Cuando el año pasado Francisco Fernández Ordóñez, presidente del Banco Exterior de España, me llamó para mostrarme los originales de la correspondencia amorosa entre Pablo Neruda y Albertina Rosa Azúcar, el gran primer amor del joven poeta chileno, que luego publicaría el banco bajo el título Neruda joven, yo escribí, pensando en las páginas de mi futura Arboleda perdida, estos recuerdos, entre otros, de la noche en que Pablo me presentó, durante una fiesta en su casa Los Guindos, de Santiago, a aquella que había sido su tan cantado amor, entonces ya casada con otro gran poeta, íntimo amigo de Neruda.

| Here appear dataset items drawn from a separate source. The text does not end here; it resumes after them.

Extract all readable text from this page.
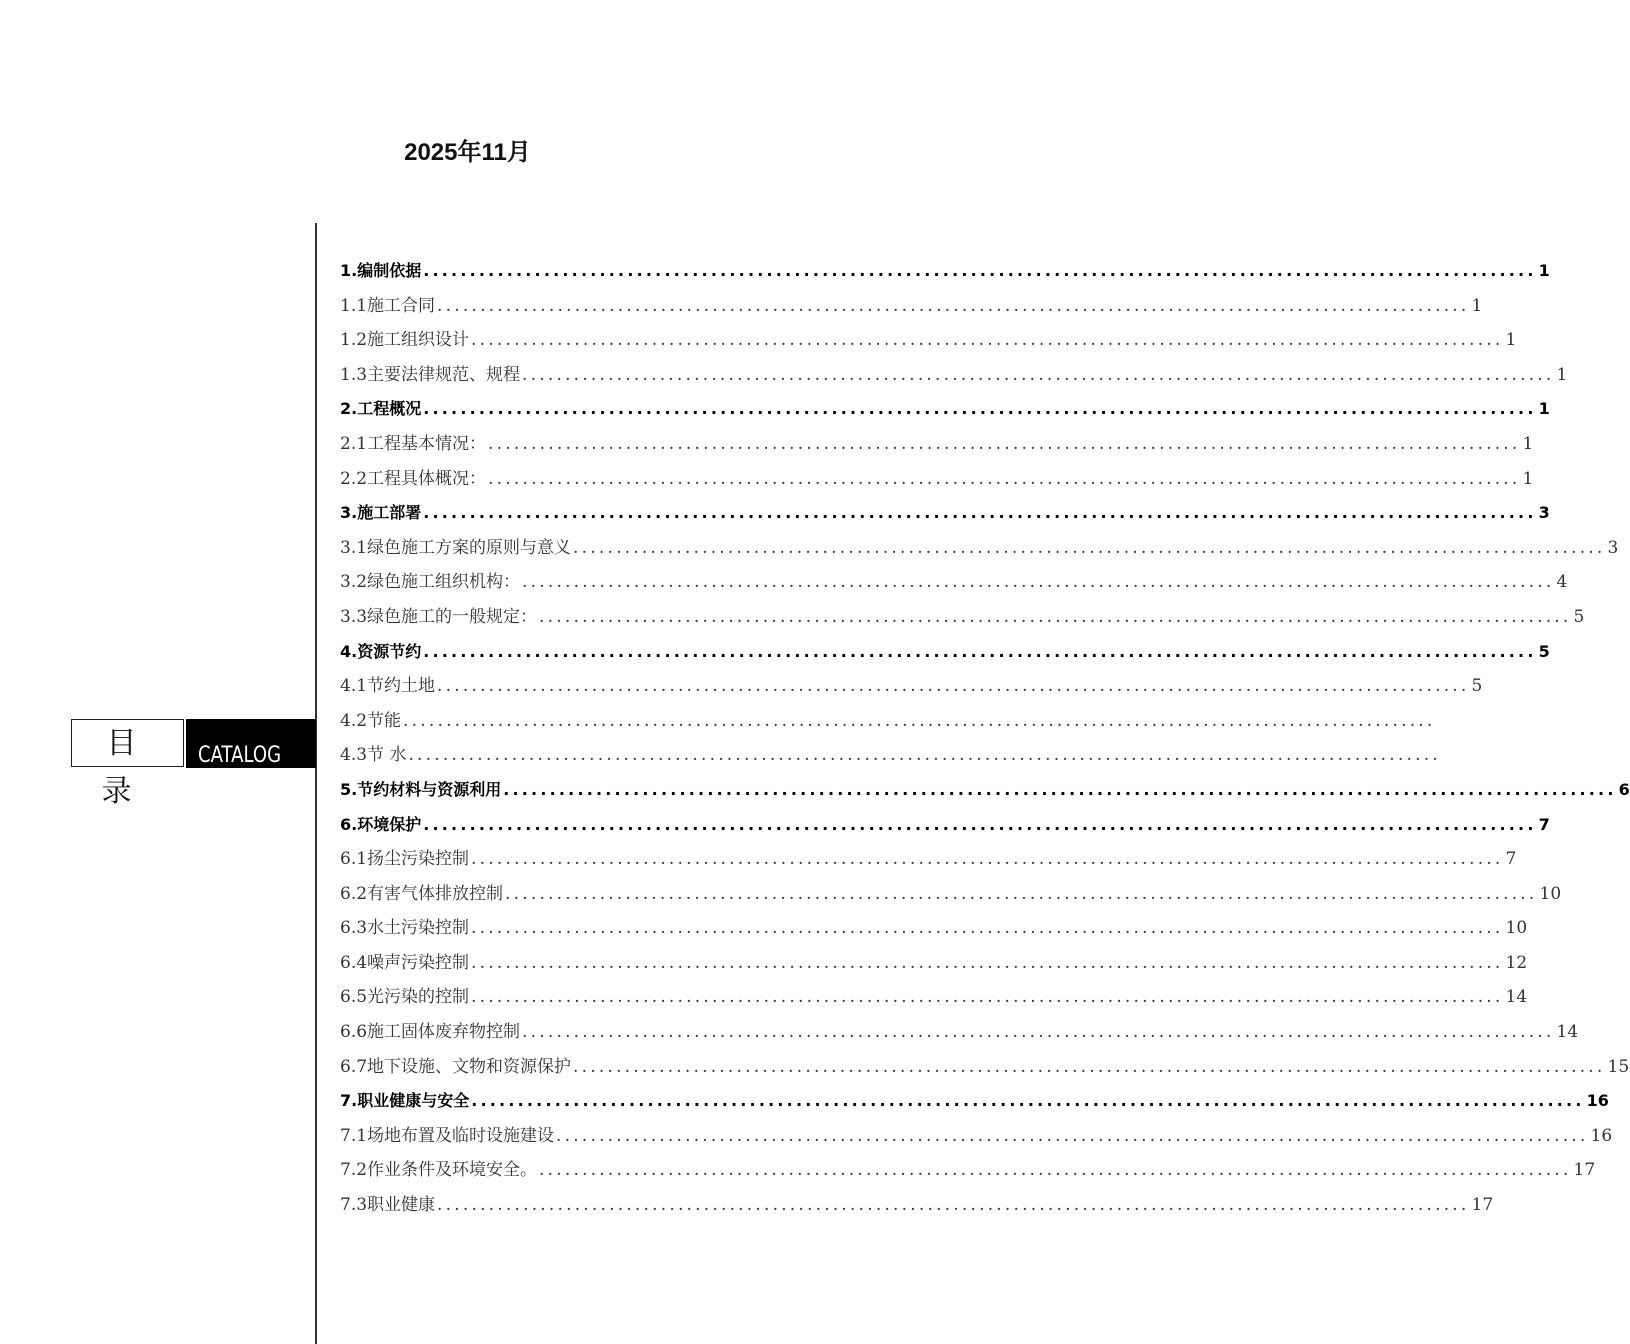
2025年11月
目 录
CATALOG
1.编制依据 ........................................................................................................................ 1
1.1施工合同 ........................................................................................................................ 1
1.2施工组织设计 ........................................................................................................................ 1
1.3主要法律规范、规程 ........................................................................................................................ 1
2.工程概况 ........................................................................................................................ 1
2.1工程基本情况： ........................................................................................................................ 1
2.2工程具体概况： ........................................................................................................................ 1
3.施工部署 ........................................................................................................................ 3
3.1绿色施工方案的原则与意义 ........................................................................................................................ 3
3.2绿色施工组织机构： ........................................................................................................................ 4
3.3绿色施工的一般规定： ........................................................................................................................ 5
4.资源节约 ........................................................................................................................ 5
4.1节约土地 ........................................................................................................................ 5
4.2节能 ........................................................................................................................
4.3节 水 ........................................................................................................................
5.节约材料与资源利用 ........................................................................................................................ 6
6.环境保护 ........................................................................................................................ 7
6.1扬尘污染控制 ........................................................................................................................ 7
6.2有害气体排放控制 ........................................................................................................................ 10
6.3水土污染控制 ........................................................................................................................ 10
6.4噪声污染控制 ........................................................................................................................ 12
6.5光污染的控制 ........................................................................................................................ 14
6.6施工固体废弃物控制 ........................................................................................................................ 14
6.7地下设施、文物和资源保护 ........................................................................................................................ 15
7.职业健康与安全 ........................................................................................................................ 16
7.1场地布置及临时设施建设 ........................................................................................................................ 16
7.2作业条件及环境安全。 ........................................................................................................................ 17
7.3职业健康 ........................................................................................................................ 17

Cuando Pablo Neruda me regaló aquel grande y enmarañado perro ovejero irlandés, que encontró, herida una pata, una noche de bruma madrileña, y al que pusimos el nombre de Niebla, ya conocía yo algunas historias de su vida, pues éramos muy amigos, desde antes de conocernos. Luego, a poco de llegado a Barcelona como cónsul de Chile, fue trasladado a Madrid, instalándose en la llamada casa de las flores, que le ayudamos a encontrar, en el barrio de Argüelles.Recorro ahora los desfiles manuscritos de estas viejísimas cartas a Albertina y pienso en el Neruda solitario de los bosques australes, de las piedras, las lluvias, los vientos y volcanes de su maravilloso país, al que sólo pude visitar brevemente en su compañía. Por allí anduvimos juntos para hablar a los campesinos araucanaos, desposeídos de sus tierras. Por allí comprobé la grave dignidad de un silencioso pueblo castigado, la sublime tristeza de las madres, envolviendo a los pequeños hijos en sus ponchos oscuros y morados, en el descenso húmedo de la tarde. Mi hermano Juan Panadero se lo dejó dicho a Pablo en unas coplas conmovidas: "Chile, tú tienes las flores, / las cumbres altas y el mar / y un corazón de temblores. / La braveza, la dulzura, / y en islas verdes y azules, / rota la fina cintura. / No olvide Juan Panadero, / allá por la Araucanía, / al indio dulce y severo./ Triste sol abandonado... / ¡Oh tierras del Bío-Bío! / (Juan Panadero ha llorado.)".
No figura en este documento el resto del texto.